【中小企業の銀行対策】在庫の適正計上が重要である理由とは?

今日は、中小企業の銀行対策として、在庫の適正計上が重要である理由について考えます。

今日の論点は、以下の2点です。

1 期末の実地棚卸しを厳格に行う
2 期末在庫を膨らませるのは粉飾の常套手段である

どうぞ、ご一読下さい。

 

1 期末の実地棚卸しを厳格に行う

中小企業の決算は通常年一回です。
決算は、経理担当だけではなく、経営者にとっても、一大イベントです。
なんといっても、決算書は、過去1年間の会社の「通信簿」です。
「よくできました」となるか、「もっと頑張りましょうなのか」、はたまた、「全然あかんやん」となるか、会社の命運がかかっているといっても、過言ではありません。
そもそも、決算書こそ、会社の信用度をそのまま反映するものと言っても過言ではなく、取引金融機関にとっては、余震判断の重要な要素であるだけではなく、債務者区分や信用格付を決するものです。
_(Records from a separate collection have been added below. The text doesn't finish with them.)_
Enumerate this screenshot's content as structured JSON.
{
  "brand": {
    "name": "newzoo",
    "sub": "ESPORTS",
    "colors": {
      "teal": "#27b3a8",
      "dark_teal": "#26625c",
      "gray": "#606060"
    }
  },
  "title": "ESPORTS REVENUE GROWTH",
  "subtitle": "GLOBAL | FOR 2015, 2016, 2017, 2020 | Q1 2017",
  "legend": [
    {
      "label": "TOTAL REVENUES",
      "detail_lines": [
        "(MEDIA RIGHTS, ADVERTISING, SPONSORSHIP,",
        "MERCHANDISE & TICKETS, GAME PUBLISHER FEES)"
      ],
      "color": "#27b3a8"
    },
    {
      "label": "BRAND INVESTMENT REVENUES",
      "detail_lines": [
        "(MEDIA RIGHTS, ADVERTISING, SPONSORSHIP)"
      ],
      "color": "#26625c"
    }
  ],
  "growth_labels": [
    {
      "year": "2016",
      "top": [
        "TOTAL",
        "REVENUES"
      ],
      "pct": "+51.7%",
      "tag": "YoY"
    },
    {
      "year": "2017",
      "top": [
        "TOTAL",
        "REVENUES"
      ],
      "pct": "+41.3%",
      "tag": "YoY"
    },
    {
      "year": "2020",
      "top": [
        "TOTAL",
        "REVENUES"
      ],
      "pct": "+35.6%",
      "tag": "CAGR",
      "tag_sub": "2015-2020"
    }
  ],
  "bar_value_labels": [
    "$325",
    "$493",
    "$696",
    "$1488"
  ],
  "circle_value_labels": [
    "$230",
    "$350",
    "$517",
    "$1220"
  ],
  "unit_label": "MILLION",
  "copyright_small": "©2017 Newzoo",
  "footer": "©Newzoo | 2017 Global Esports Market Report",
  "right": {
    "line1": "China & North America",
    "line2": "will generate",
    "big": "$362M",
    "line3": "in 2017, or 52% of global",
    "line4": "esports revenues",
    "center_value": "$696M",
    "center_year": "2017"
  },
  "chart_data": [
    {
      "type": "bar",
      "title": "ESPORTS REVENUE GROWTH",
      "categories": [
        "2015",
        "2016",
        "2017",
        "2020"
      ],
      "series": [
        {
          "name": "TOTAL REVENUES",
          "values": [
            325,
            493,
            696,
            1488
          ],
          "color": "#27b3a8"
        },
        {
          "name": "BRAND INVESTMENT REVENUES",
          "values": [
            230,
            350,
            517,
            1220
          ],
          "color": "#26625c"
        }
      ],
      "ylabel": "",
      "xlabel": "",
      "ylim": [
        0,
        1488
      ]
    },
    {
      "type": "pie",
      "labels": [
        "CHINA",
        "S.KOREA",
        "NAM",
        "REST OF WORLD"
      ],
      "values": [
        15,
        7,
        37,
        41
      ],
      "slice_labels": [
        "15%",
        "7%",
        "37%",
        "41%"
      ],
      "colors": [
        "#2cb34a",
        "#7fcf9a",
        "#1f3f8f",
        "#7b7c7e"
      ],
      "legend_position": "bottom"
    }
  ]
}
決算書のうち、損益計算書の重要な勘定科目の一つが「在庫」です。
大口の受注を獲得して、製造過程の途中で決算を迎えて、仕掛品の状態で決算を跨ぐようなことがあると、材料仕入高が多額計上される一方で、期末たな卸高や期末仕掛品の残高が増加します。

棚卸し高を厳格に決算書に反映させるため、全ての在庫、仕掛品並びに製品を実地棚卸しをしなければなりません。
製造業の場合、いざ、実地棚卸しをするとなると、製造部門だけではなく、営業や管理部門の従業員も総出で棚卸し作業に従事します。

それだけ、在庫を正しく数え、実地棚卸しを厳格に行うことは会社にとっては重要なことなのです。

【中小企業の銀行対策】在庫の適性計上が重要である理由とは?

2 期末在庫を膨らませるのは粉飾の常套手段である

このように、決算書の中で、重要な存在である在庫ですが、ともすれば、在庫をいじることは、粉飾の常套手段でもあります。
試算表を締め上げて、「このままでは赤字決算に陥ってしまう」というケースは、中小企業にとって珍しくはないことです。
その時に、悪魔が「期末在庫を膨らませれば、黒字になるやんけ。今期だけ、来期は利益を出して、元も戻せばええやんか」と囁かないとも限りません。
大体、期末在庫を膨らませようという発想の会社で、来期、それを補えるような利益を出せる保証は何もありません。

取引金融機関としても、出来上がった決算書で在庫を嵩上げされているのとを目にすると、「粉飾だあ!!」と断定することはできないまでも、「この決算書、臭いな」と心象が悪くなることは間違いありません。
そもそも論として、在庫を嵩上げして出せる利益では、減価償却費を含めても、長期借入金の返済原資を充足できるありません。
そのような決算書を目にした支店長も、本部の与信管理部の調査役も、「ニューマネーは保証協会付きだけで、プロパーや出せへんで」という厳しい見方がされる可能性が高いのです。

このように、中小企業経営者は、取引金融機関によって在庫は「見られている」ことをしっかりと認識して、間違っても、安易に在庫をいじるようなことはあってはならないのです。